Ha parlato l'Africa con la sua forza struggente e la sua calma disarmante; con le sue distese immense di terra rossa, ricca e incolta, che trasmettono un senso di abbandono, lo stesso che segna l'esistenza di un continente abbandonato a sé rispetto al mondo.
Ha parlato la natura incontaminata, che non ha timore di sembrare austera e sicura della sua rara bellezza; ha parlato la vita della gente, in grado di trasformare l'abbandono in calma e tranquillità; ha parlato il calore degli abbracci, l'accoglienza, cui non siamo più abituati; il desiderio di far famiglia intorno a chi è ospite e la famiglia l'ha molto lontano.

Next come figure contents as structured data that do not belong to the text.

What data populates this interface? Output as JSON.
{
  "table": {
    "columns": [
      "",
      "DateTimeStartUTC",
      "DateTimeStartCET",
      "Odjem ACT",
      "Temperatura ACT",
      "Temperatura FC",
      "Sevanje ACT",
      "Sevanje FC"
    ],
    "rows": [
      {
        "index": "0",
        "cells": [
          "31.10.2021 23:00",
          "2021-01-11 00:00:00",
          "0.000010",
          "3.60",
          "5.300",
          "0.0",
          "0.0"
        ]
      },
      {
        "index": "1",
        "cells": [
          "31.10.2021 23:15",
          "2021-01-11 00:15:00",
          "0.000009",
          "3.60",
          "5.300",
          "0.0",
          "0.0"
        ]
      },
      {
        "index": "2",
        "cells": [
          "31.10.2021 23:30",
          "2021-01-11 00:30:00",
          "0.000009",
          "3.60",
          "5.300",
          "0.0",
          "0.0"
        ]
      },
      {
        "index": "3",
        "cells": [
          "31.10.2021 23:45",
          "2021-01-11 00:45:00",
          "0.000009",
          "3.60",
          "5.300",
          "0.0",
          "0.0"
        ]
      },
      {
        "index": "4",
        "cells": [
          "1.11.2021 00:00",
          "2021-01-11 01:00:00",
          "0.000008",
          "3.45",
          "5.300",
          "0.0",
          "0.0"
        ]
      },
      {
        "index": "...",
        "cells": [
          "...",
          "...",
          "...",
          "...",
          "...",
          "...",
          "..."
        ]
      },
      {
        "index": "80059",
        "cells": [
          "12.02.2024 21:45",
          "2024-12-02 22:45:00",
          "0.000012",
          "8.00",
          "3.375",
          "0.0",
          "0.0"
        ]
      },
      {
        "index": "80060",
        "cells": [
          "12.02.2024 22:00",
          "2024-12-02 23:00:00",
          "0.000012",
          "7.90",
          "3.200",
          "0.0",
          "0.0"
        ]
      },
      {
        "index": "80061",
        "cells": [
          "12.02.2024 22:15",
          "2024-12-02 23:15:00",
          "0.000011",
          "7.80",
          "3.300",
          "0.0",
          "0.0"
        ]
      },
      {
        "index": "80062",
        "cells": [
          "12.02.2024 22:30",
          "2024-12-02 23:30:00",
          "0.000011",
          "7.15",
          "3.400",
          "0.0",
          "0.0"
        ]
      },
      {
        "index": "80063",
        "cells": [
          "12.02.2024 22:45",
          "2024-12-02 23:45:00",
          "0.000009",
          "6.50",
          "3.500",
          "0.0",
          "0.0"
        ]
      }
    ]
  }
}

Ha parlato quella povertà buia di chi non ha aspettative e non ha possibilità di scelta; hanno parlato le preghiere di ringraziamento a Dio per ogni cosa; ha parlato il silenzio di un luogo dove non esiste niente dell'opulenza del nostro mondo, dove si vive seguendo i ritmi del giorno e della notte dove si va a “tempo col rumore della terra che gira” dove non esistono suoni tecnologici e si può sentire il fruscio del vento, a tratti assordante.
Hanno parlato i tipici gridolini delle donne che annunciano la festa, gli odori delle spezie, la confusione del mercato, i colori della natura che si riflettono nelle vesti sgargianti delle donne, che sembra vogliano esorcizzare il dolore e la fatica e dare un tocco di fantasia alla vita troppo uguale che si vive laggiù; hanno parlato i tramonti quando il sole si ingarbuglia tra gli alberi spogli; ha parlato l'estraneità di quella parte di cielo che, insieme alle sue stelle, non appartiene al nostro emisfero, ma soprattutto hanno parlato gli occhi dei bambini di Kuuta, tristi, già pieni di responsabilità, cresciuti in fretta, ma con una voglia di sorridere, evadere, scoprire. I bambini hanno manifestato subito un euforico desiderio di incontrare la nostra diversità, toccare la nostra pelle, imparare i nostri giochi, insegnarci i loro balli con cui esprimono la gioiosa spensieratezza della loro età. Ha parlato la generosità di quei bambini che, in segno di amicizia, ci offrivano il pochissimo che avevano, compreso qualche frutto, che era il loro pasto. Queste scene, nell'attraversare il mio cuore hanno lasciato un segno profondo che niente potrà cancellare.